The number that changes everything
Wendy Wood, a behavioral scientist at USC, has spent three decades studying habits. One finding anchors all her work: in two experience-sampling studies, participants reported that roughly 43% of their daily behaviours were habitual — performed in the same location and often while thinking about something else entirely.
Nearly half your day, running on a script you didn't consciously write today.
What this actually means
Most people assume their day is driven by decisions. Get up → decide to brush teeth → decide to make coffee → decide to check their phone.
Wood's research suggests otherwise. The coffee, the phone check, the route to work — these aren't decisions anymore. They're habit loops: context → automatic behaviour → reward. No deliberation required.
This is evolutionarily efficient. Deliberate decision-making is metabolically expensive. The brain automates repetitive, rewarded behaviours to preserve cognitive resources for genuinely novel problems.
The catch: the same system that automates brushing your teeth also automates reaching for your phone the moment you feel bored.

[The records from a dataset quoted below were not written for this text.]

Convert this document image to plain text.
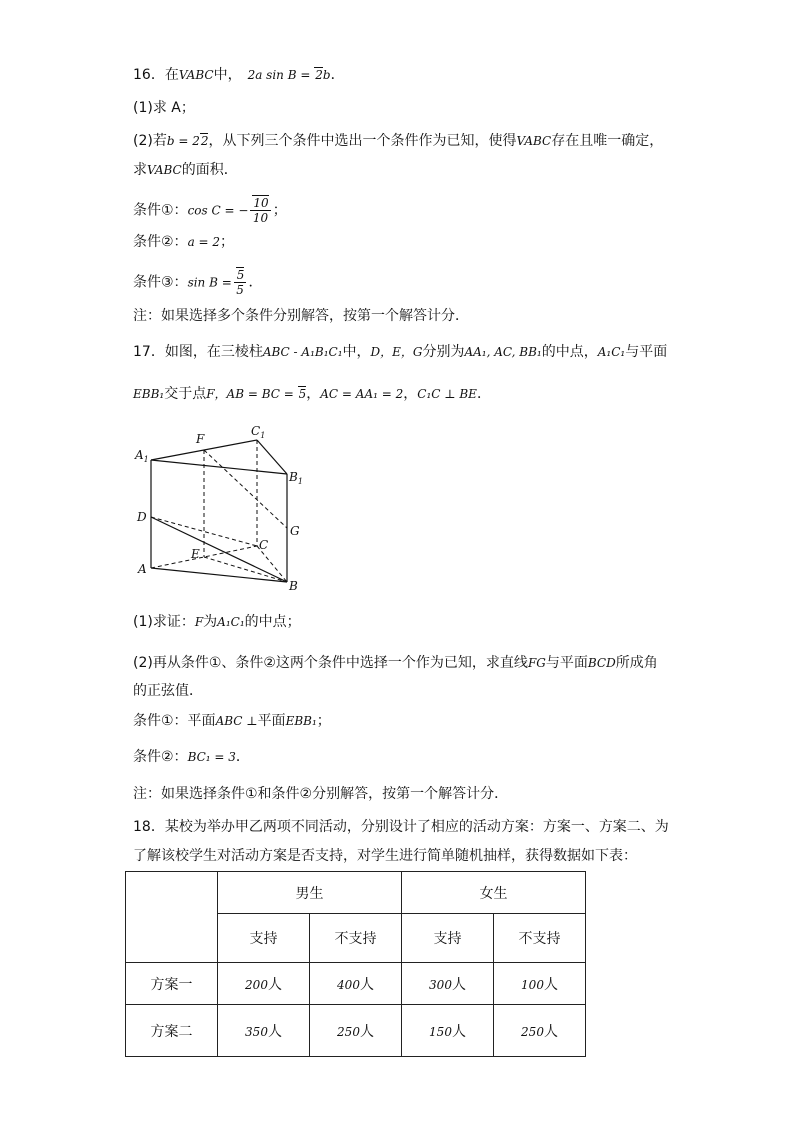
16．在VABC中， 2a sin B = 2b．
(1)求 A；
(2)若b = 22，从下列三个条件中选出一个条件作为已知，使得VABC存在且唯一确定，
求VABC的面积．
条件①：cos C = − $\frac{10}{10}$ ；
条件②：a = 2；
条件③：$\sin B = \frac{5}{5}$ ．
注：如果选择多个条件分别解答，按第一个解答计分．
17．如图，在三棱柱ABC - A₁B₁C₁中，D，E，G分别为AA₁, AC, BB₁的中点，A₁C₁与平面
EBB₁交于点F，AB = BC = 5，AC = AA₁ = 2，C₁C ⊥ BE．
$A_1$
$C_1$
$B_1$
F
G
D
E
C
A
B
(1)求证：F为A₁C₁的中点；
(2)再从条件①、条件②这两个条件中选择一个作为已知，求直线FG与平面BCD所成角
的正弦值．
条件①：平面ABC ⊥平面EBB₁；
条件②：BC₁ = 3．
注：如果选择条件①和条件②分别解答，按第一个解答计分．
18．某校为举办甲乙两项不同活动，分别设计了相应的活动方案：方案一、方案二、为
了解该校学生对活动方案是否支持，对学生进行简单随机抽样，获得数据如下表：
	男生		女生	
	支持	不支持	支持	不支持
方案一	200人	400人	300人	100人
方案二	350人	250人	150人	250人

The context dependence of habits
Here's where Wood's work diverges from most self-help. Habits aren't stored as intentions ("I want to exercise more"). They're stored as context-behaviour pairings: "gym bag by the door → gym." Remove the context, the behaviour often disappears — even if the intention stays strong.
This is why New Year's resolutions fail at the same rate they always have, and why people often successfully form new habits during major life transitions (moving cities, starting a new job, having a child). The disruption of old contexts creates a window where the brain hasn't automated the old routine yet.
Wood calls these "habit discontinuities" — and they're some of the best moments to install new behaviours.
The practical implication: design context, not willpower
If 43% of your behaviour runs automatically based on context, then the highest-leverage thing you can do is change the context — not summon more discipline.
Want to read more? Put the book on your pillow, not on the shelf.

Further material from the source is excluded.